The hospital’s Acute/Swing Bed Care unit has been modified to accommodate eight isolation and negative air environment spaces. Changes have also been made to the screening and triage spaces.

The inpatient census, a daily count, is currently low at Dayton General Hospital, which is also true for other hospitals, he said.

“I have only anecdotal information that patients across the state are sitting in hospitals because discharge planners are not able to get nursing homes or swing bed facilities to accept them. . . There are likely some patients in hospital beds that should be discharged to step down facilities, but we are all protecting our beds in anticipation,” he said.

Securing Personal Protective Equipment

“I can say our community is amazing,” McGuire said.

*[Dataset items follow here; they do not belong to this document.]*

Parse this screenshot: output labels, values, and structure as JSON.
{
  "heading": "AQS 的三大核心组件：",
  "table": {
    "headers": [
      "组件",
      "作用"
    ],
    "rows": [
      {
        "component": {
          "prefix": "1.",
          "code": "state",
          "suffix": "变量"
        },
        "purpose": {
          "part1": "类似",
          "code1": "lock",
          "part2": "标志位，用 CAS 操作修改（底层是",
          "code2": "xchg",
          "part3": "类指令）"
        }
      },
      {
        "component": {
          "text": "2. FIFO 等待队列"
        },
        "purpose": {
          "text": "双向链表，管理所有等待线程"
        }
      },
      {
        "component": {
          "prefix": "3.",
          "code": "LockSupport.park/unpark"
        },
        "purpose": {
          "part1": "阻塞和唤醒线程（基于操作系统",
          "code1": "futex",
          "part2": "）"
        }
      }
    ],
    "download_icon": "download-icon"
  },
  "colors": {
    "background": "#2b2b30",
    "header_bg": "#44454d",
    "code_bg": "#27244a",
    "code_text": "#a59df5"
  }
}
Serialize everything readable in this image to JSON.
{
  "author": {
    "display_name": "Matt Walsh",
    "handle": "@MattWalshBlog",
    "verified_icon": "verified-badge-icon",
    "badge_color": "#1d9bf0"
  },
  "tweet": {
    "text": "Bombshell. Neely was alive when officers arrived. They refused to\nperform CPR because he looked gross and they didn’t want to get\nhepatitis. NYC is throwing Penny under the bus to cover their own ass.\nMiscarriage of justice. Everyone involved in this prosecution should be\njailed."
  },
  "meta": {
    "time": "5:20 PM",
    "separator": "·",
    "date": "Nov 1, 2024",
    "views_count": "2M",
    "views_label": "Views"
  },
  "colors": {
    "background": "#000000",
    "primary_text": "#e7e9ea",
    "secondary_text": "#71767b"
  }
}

He told the commissioners Seneca Foods Inc. has donated three cases of N-95 masks. He said there are a number of people with sewing machines ready to make additional masks, however, they would not be USDA approved so cannot be accepted.

Gloves and gowns are in good supply. But procedure masks have been “impossible” to find.

McGuire said CCHS has rented two Philips Respironics V60 ventilators and is already in possession of one Philips Trilogy 100 portable ventilator.

In addition, County Emergency Management Director Ashley Strickland has located a Hamilton Medical Inc, Galileo Ventilator for use at the hospital.

CCHS is working with Strickland who is responsible for procuring the county's Personal Protective Equipment supplies.

McGuire said getting supplies from National Strategic Reserves will be difficult, unless there is an actual outbreak.

Relying more on virtual medical appointments

Chief of Staff, Dr. Kyle Terry can now assess patients through the use of a video cart in his office, keeping him and his patients safe from possible infection. That’s good news for staff and patients but not necessarily for the financial health of CCHS.

McGuire said none of the rural federal waivers have allowed rural health clinics to bill for virtual visits.

He has been watching the progress of a U.S. Senate Bill, which would allow Medicare payments for virtual medical appointments in the clinics where Medicare patients make up 50-percent of all visits.

Rural critical access hospitals in jeopardy

“To say our rural hospital infrastructure wasn’t under stress before COVID would be a fallacy,” McGuire told the commissioners.

McGuire said the University of North Carolina is tracking nation-wide, rural hospital closures, and 160 have closed their doors since Jan. of 2005.

Pat Justis, executive director of the state’s Office of Rural Health, has said one third of the Washington State’s 39 rural hospitals are doing well, one third are walking a fine line, and the last third are financially challenged, and are at risk of closure

While rural Critical Access Hospitals, like Dayton General Hospital, are allowed the use of federal and state funding such as cost based reimbursement for Medicare, grants and loan programs, these resources often fall short of providing enough support for them to survive. Some function precariously on local levies.

McGuire said the value of a recent Washington Post article about Dayton General Hospital is in generating additional interest from other national news outlets, and in shedding light on the plight of rural hospitals, which could help stop what he referred to as “the creation of healthcare wastelands” across rural America.

Stimulus Package

McGuire isn’t sure how the $2 trillion stimulus bill which President Trump signed into law on Friday, will help the health district’s finances.

“That’s a magic eight-ball question right now,” he said.

The stimulus package includes $100 billion for hospitals. There is also funding for telehealth programs, as well as funding for  Personal Protective Equipment, ventilators and masks for the Strategic National Stockpile in the stimulus package.